Über den genauen Termin, wann die Parteien ihre Wahlvorschläge einreichen müssen, werde der Bundeswahlleiter rechtzeitig informieren. Nach SZ-Informationen steht jedoch bereits ein konkretes Zeitfenster fest. Demnach müssten spätestens 34 Tage vor dem Wahltermin alle Unterlagen bei den zuständigen Stellen sein. Üblicherweise wäre sonst schon 66 Tage vor der Wahl Abgabeschluss. Sollte die Wahl am 18. September stattfinden, bliebe den Parteien für den Personalpoker noch bis 15. August Zeit.

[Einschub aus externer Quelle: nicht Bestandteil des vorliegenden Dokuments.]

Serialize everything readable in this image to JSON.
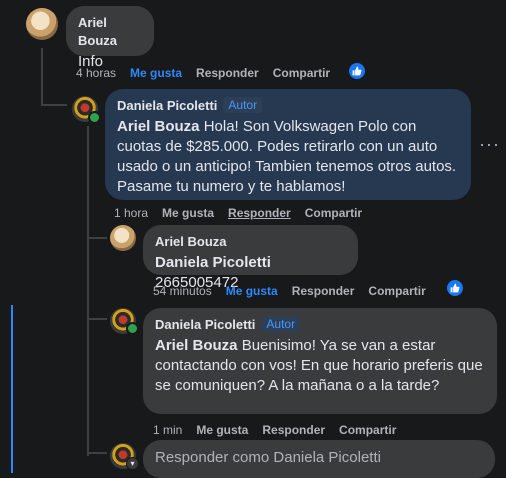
{
  "comments": [
    {
      "author": "Ariel Bouza",
      "text": "Info",
      "time": "4 horas",
      "like": "Me gusta",
      "reply": "Responder",
      "share": "Compartir"
    },
    {
      "author": "Daniela Picoletti",
      "badge": "Autor",
      "mention": "Ariel Bouza",
      "text": "Hola! Son Volkswagen Polo con cuotas de $285.000. Podes retirarlo con un auto usado o un anticipo! Tambien tenemos otros autos. Pasame tu numero y te hablamos!",
      "time": "1 hora",
      "like": "Me gusta",
      "reply": "Responder",
      "share": "Compartir"
    },
    {
      "author": "Ariel Bouza",
      "mention": "Daniela Picoletti",
      "text": "2665005472",
      "time": "54 minutos",
      "like": "Me gusta",
      "reply": "Responder",
      "share": "Compartir"
    },
    {
      "author": "Daniela Picoletti",
      "badge": "Autor",
      "mention": "Ariel Bouza",
      "text": "Buenisimo! Ya se van a estar contactando con vos! En que horario preferis que se comuniquen? A la mañana o a la tarde?",
      "time": "1 min",
      "like": "Me gusta",
      "reply": "Responder",
      "share": "Compartir"
    }
  ],
  "reply_box": {
    "placeholder": "Responder como Daniela Picoletti"
  },
  "more_glyph": "···",
  "colors": {
    "accent": "#2d88ff",
    "author_bubble": "#263951",
    "bubble": "#3a3b3c"
  }
}
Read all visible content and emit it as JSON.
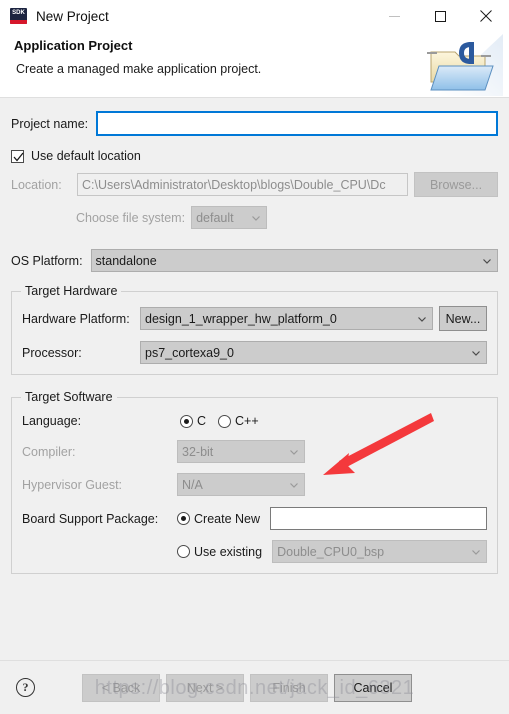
{
  "window": {
    "title": "New Project",
    "app_icon_label": "SDK",
    "controls": {
      "minimize": "minimize-icon",
      "maximize": "maximize-icon",
      "close": "close-icon"
    }
  },
  "banner": {
    "title": "Application Project",
    "subtitle": "Create a managed make application project.",
    "art": "folder-c-icon"
  },
  "form": {
    "project_name": {
      "label": "Project name:",
      "value": "",
      "placeholder": ""
    },
    "use_default_location": {
      "label": "Use default location",
      "checked": true
    },
    "location": {
      "label": "Location:",
      "value": "C:\\Users\\Administrator\\Desktop\\blogs\\Double_CPU\\Dc",
      "browse_label": "Browse..."
    },
    "file_system": {
      "label": "Choose file system:",
      "value": "default"
    },
    "os_platform": {
      "label": "OS Platform:",
      "value": "standalone"
    }
  },
  "target_hardware": {
    "title": "Target Hardware",
    "hardware_platform": {
      "label": "Hardware Platform:",
      "value": "design_1_wrapper_hw_platform_0",
      "new_label": "New..."
    },
    "processor": {
      "label": "Processor:",
      "value": "ps7_cortexa9_0"
    }
  },
  "target_software": {
    "title": "Target Software",
    "language": {
      "label": "Language:",
      "options": [
        "C",
        "C++"
      ],
      "selected": "C"
    },
    "compiler": {
      "label": "Compiler:",
      "value": "32-bit"
    },
    "hypervisor_guest": {
      "label": "Hypervisor Guest:",
      "value": "N/A"
    },
    "bsp": {
      "label": "Board Support Package:",
      "create_new_label": "Create New",
      "create_new_value": "",
      "use_existing_label": "Use existing",
      "use_existing_value": "Double_CPU0_bsp",
      "selected": "Create New"
    }
  },
  "footer": {
    "help_label": "?",
    "back_label": "< Back",
    "next_label": "Next >",
    "finish_label": "Finish",
    "cancel_label": "Cancel"
  },
  "watermark": {
    "text": "https://blog.csdn.net/jack_id_6321"
  },
  "annotation": {
    "arrow": "red-arrow-pointer",
    "color": "#f4393c"
  },
  "colors": {
    "focus_border": "#0078d7",
    "window_bg": "#f0f0f0",
    "accent_red": "#d6172b",
    "annotation_red": "#f4393c"
  }
}
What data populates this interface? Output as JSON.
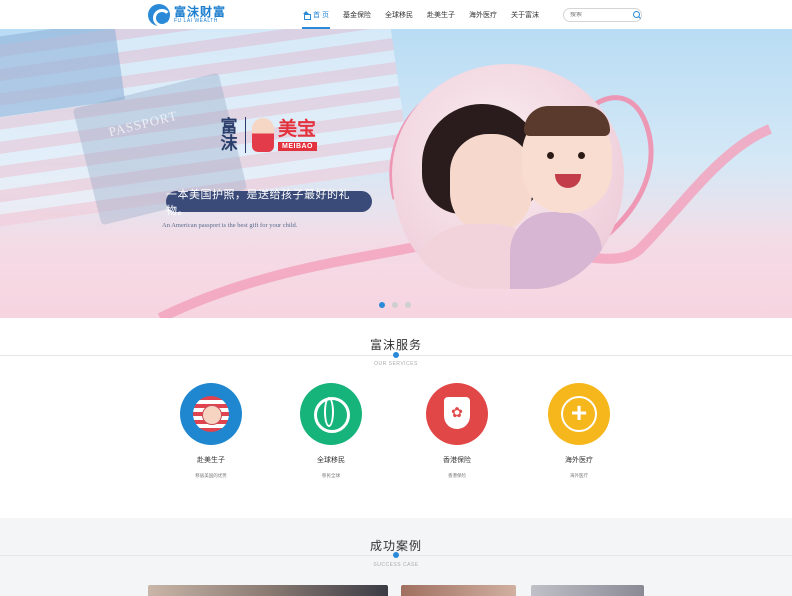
{
  "header": {
    "logo_cn": "富沫财富",
    "logo_en": "FU LAI WEALTH",
    "nav": [
      {
        "label": "首 页",
        "active": true
      },
      {
        "label": "基金保险",
        "active": false
      },
      {
        "label": "全球移民",
        "active": false
      },
      {
        "label": "赴美生子",
        "active": false
      },
      {
        "label": "海外医疗",
        "active": false
      },
      {
        "label": "关于富沫",
        "active": false
      }
    ],
    "search_placeholder": "搜索"
  },
  "banner": {
    "passport_text": "PASSPORT",
    "brand_left": "富沫",
    "brand_cn": "美宝",
    "brand_en": "MEIBAO",
    "slogan": "一本美国护照，是送给孩子最好的礼物。",
    "slogan_en": "An American passport is the best gift for your child.",
    "slides": 3,
    "active_slide": 0
  },
  "services": {
    "title": "富沫服务",
    "subtitle": "OUR SERVICES",
    "items": [
      {
        "name": "赴美生子",
        "icon": "us-flag-baby-icon",
        "color": "#1f87cf",
        "desc": "移居美国的优势",
        "desc_text": "移居美国的优势"
      },
      {
        "name": "全球移民",
        "icon": "globe-icon",
        "color": "#16b47b",
        "desc_text": "移民全球"
      },
      {
        "name": "香港保险",
        "icon": "hong-kong-shield-icon",
        "color": "#e24747",
        "desc_text": "香港保险"
      },
      {
        "name": "海外医疗",
        "icon": "medical-cross-icon",
        "color": "#f5b71c",
        "desc_text": "海外医疗"
      }
    ]
  },
  "cases": {
    "title": "成功案例",
    "subtitle": "SUCCESS CASE"
  }
}
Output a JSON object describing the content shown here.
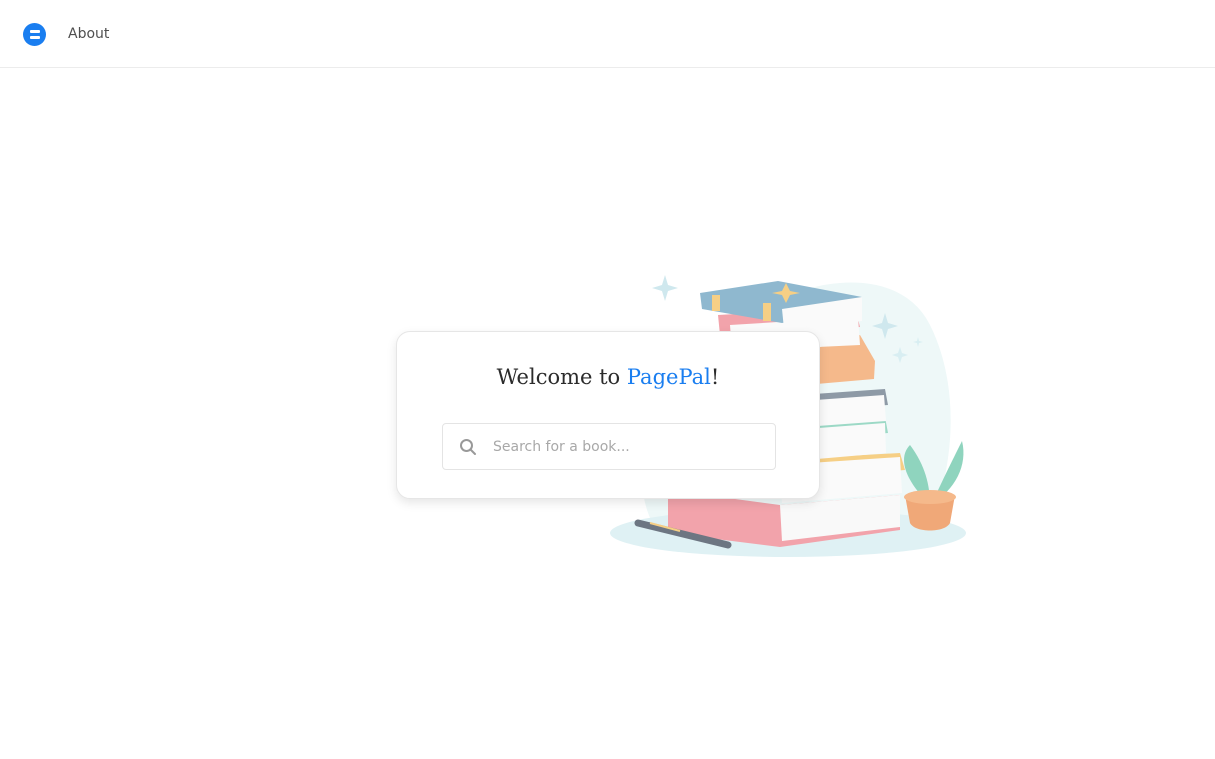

Eine Sprecherin des Ministeriums nannte die Frist „reine Spekulation“, räumte jedoch ein, dass man sich an einer entsprechenden Rechtsverordnung aus dem Jahr 1990 orientiert. Damals war wegen der ersten gesamtdeutschen Bundestagswahl der Abgabetermin für die Wahllisten auf den 34. Tag vorm Urnengang festgelegt worden.

Unter Druck stehen auch Sachsens Wahlleiter. „Es ist wenig Zeit, Unterlagen nachzufordern“, sagt die stellvertretende Landeswahlleiterin Carolin Schreck. Die Parteien müssten sauber arbeiten. (SZ/hl)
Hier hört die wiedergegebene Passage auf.